Globe-trotting cell phone chatterers will get a kick out of Samsung's SCH-A790 for Verizon Wireless, the first cell phone in the United States to roam on both CDMA and GSM high-speed networks. The A790's sleek lines should also impress the jet-setter, and its built-in camera takes decent photos. Unfortunately, some key features--such as a speakerphone, conference calling, and native e-mail support--are missing, and our fingers had trouble with the overstyled keypad. With service promised in more than 100 countries, pond-hoppers will appreciate the A790's agility with international GSM networks, but domestic callers will be left wanting more. Priced at $350, the Samsung will impact your wallet, but a service plan should warrant a discount. The silver and black Samsung SCH-A790 is a study in cool. Decidedly understated, it has a flat, smooth face with few extremities, and the extendable antenna adds a minimal amount of bulk. Measuring 3.4 by 2.0 by 1.0 inches, it fits easily in a jeans pocket but feels a little heavy at 4.2 ounces. We especially like the shiny ebony face of the phone, which features the 65,000-color, external LCD. No bigger than a postage stamp, it shows the date, time, battery life, signal strength, and caller ID (where available). It's sufficiently bright, yet it's somewhat hard to see when the backlighting is off. We also liked the tiny LED light on the hinge that blinks for incoming calls, the understated Samsung logo, and the unobtrusive camera lens and flash.

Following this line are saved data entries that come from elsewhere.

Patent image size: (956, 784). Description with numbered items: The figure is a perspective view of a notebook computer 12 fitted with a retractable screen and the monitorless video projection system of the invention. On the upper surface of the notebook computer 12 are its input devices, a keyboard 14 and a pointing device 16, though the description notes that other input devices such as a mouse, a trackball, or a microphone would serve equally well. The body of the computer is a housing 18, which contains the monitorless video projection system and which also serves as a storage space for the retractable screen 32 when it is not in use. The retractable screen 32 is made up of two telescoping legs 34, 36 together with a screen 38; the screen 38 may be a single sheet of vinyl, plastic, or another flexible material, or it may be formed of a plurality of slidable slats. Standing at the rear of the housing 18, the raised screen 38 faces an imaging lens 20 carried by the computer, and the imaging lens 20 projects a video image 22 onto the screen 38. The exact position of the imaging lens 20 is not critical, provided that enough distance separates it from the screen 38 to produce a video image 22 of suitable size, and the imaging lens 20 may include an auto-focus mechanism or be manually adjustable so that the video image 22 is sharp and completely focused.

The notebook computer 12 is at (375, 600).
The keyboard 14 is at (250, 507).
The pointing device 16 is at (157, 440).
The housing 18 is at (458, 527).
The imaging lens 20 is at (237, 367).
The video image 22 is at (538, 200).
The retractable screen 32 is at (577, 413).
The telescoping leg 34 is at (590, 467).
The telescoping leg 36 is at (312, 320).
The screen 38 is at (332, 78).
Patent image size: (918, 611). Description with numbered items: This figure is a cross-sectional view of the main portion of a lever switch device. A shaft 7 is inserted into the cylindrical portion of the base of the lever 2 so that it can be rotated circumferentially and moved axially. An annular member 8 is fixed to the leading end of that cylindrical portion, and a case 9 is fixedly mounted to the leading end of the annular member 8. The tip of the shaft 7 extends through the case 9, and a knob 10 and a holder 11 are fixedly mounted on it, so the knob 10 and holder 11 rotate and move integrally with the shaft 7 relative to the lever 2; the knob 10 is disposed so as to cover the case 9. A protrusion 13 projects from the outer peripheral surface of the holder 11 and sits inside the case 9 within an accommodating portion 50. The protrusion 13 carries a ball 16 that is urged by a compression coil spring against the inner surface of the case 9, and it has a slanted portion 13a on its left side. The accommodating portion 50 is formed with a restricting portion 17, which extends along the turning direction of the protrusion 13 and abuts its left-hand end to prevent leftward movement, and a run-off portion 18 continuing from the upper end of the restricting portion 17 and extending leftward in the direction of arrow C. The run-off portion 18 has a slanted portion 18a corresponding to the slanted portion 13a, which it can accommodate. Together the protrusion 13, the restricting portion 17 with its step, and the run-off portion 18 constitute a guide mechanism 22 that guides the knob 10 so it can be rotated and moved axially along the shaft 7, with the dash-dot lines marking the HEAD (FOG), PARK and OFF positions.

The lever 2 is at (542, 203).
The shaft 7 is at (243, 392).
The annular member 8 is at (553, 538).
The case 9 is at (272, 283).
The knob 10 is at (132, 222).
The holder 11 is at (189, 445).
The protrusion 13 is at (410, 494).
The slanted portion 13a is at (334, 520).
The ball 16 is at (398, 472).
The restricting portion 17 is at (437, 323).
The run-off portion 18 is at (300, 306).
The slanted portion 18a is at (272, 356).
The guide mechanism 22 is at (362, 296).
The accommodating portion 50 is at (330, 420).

Open the phone, and you'll find the vivid, 260,000-color internal screen. The 2.35-inch (diagonal) display looks gorgeous, and the text size is large, although it was difficult to see in direct sunlight. We were especially impressed with the animated menu, which shows a series of bubbles lined up in a colorful hallway; icons for each phone option are suspended in bubbles, and you click the five-way navigation control to move between the spheres. If you get tired of this elaborate and sometimes sluggish theme, you can always switch to a more traditional grid view. The main navigation keypad gets points for utility, but its design needs some work. A square four-way toggle has an OK button in its center, but both are much too small for bigger paws. Still, you get one-touch access to messaging, the Web browser, Verizon's Get It Now service, and one user-defined shortcut. There are also a dedicated camera button and two soft keys that activate the menu and open the phone book.
With silver horizontal bars in place of individual keys, as well as a black background, the A790's high-concept keypad certainly got our attention. Dialing numbers, though, was a tricky proposition, not only because the keys are small but also because two numbers share each button; when it comes to keys, boring and bigger are almost always better. Somewhat more sensible are the dedicated volume up/down keys on the left side of the phone and the one-touch camera button on the right side. We also liked the sliding cover for the headset jack on the mobile's top.